Ruckartig schaut Miguel zu mir und versucht sich nichts anmerken zu lassen, doch die Aussage von meinem Vater verunsichert ihn.
"Ja, genau."

"Mir ist nur wichtig, dass meine Tochter in guten Händen ist. Aus dem Rest halte ich mich heraus.", mein Vater versucht locker zu sprechen, aber jeder hier weiß, dass es eine Drohung ist. Wenn Miguel mir etwas antut, garantiert mein Vater für nichts.

"Mein oberstes Ziel ist es, dass es deiner Tochter gut geht."
Miguel spricht emotionslos, kalt. Ausdruckslos. Als wäre mein Vater ein Rivale.

Dann beginnt mein Vater zu lächeln.
"Wunderbar. Jetzt wo wir das geklärt hätten, können wir endlich zu Abend essen.
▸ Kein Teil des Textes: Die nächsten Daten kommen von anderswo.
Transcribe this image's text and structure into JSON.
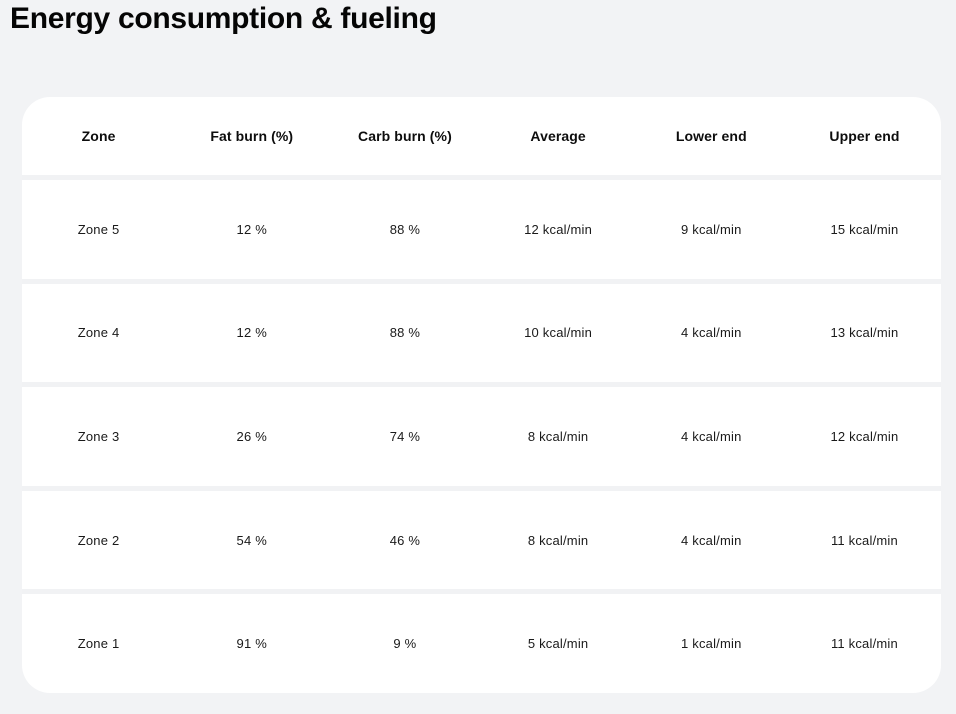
{
  "page": {
    "title": "Energy consumption & fueling",
    "background_color": "#f2f3f5",
    "card_color": "#ffffff",
    "divider_color": "#f1f2f4",
    "title_color": "#050505",
    "text_color": "#1a1a1a"
  },
  "table": {
    "columns": [
      "Zone",
      "Fat burn (%)",
      "Carb burn (%)",
      "Average",
      "Lower end",
      "Upper end"
    ],
    "rows": [
      {
        "zone": "Zone 5",
        "fat": "12 %",
        "carb": "88 %",
        "average": "12 kcal/min",
        "lower": "9 kcal/min",
        "upper": "15 kcal/min"
      },
      {
        "zone": "Zone 4",
        "fat": "12 %",
        "carb": "88 %",
        "average": "10 kcal/min",
        "lower": "4 kcal/min",
        "upper": "13 kcal/min"
      },
      {
        "zone": "Zone 3",
        "fat": "26 %",
        "carb": "74 %",
        "average": "8 kcal/min",
        "lower": "4 kcal/min",
        "upper": "12 kcal/min"
      },
      {
        "zone": "Zone 2",
        "fat": "54 %",
        "carb": "46 %",
        "average": "8 kcal/min",
        "lower": "4 kcal/min",
        "upper": "11 kcal/min"
      },
      {
        "zone": "Zone 1",
        "fat": "91 %",
        "carb": "9 %",
        "average": "5 kcal/min",
        "lower": "1 kcal/min",
        "upper": "11 kcal/min"
      }
    ]
  }
}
Es gibt Nudelauflauf, dein Lieblingsessen, Amara."

Erleichtert atme ich aus.
Kurzzeitig dachte ich, dass mein Vater Miguel absichtlich provoziert, um ihn zu testen. Und Miguel ist bekanntlich jemand, der sich schnell und gerne provozieren lässt. Während mein Vater schon vorgeht ins Haus, schaue ich zu Miguel.

Unbeeindruckt schaut er mich an.
"Ich dachte kurz, er will mir die Eier abschneiden."

Belustigt schaue ich ihn an.

Er tut so, als würde er sich imaginäre Schweißperlen von der Stirn wischen.
"Puh.", schauspielert er und nimmt unsere Taschen in die Hände.

"Auf in den Löwenkäfig.", witzelt er und läuft an mir vorbei.

Lachend gehe ich ihm hinterher und lege meine Hand auf seine Schulter.
"Bleib einfach cool.", gebe ich ihm einen Tipp.

"Das sagst du so einfach. Dich schaut er ja auch nicht an, als hättest du gerade seinen Lieblingssportwagen gegen die Wand gefahren."

"Er testet dich nur.", versuche ich ihn zu beruhigen.
"Außerdem bist du sonst nie so aufgeregt, was ist denn los mit dir?"

"Was mit mir los ist?", fragt er leise und lässt die Taschen in der Eingangshalle fallen.

"Kommt ihr?", ruft mein Vater aus dem Esszimmer.

Miguel atmet tief durch.
"Jaha.", flötet er viel zu hoch und lässt mich im Flur stehen.

Kopfschüttelnd und mit einem Lächeln auf den Lippen folge ich ihm.
"Wo ist denn Ellie?", will ich von meinem Vater wissen und nehme Miguel den Wein ab, den mein Vater ihm zuvor in die Hand gedrückt hat.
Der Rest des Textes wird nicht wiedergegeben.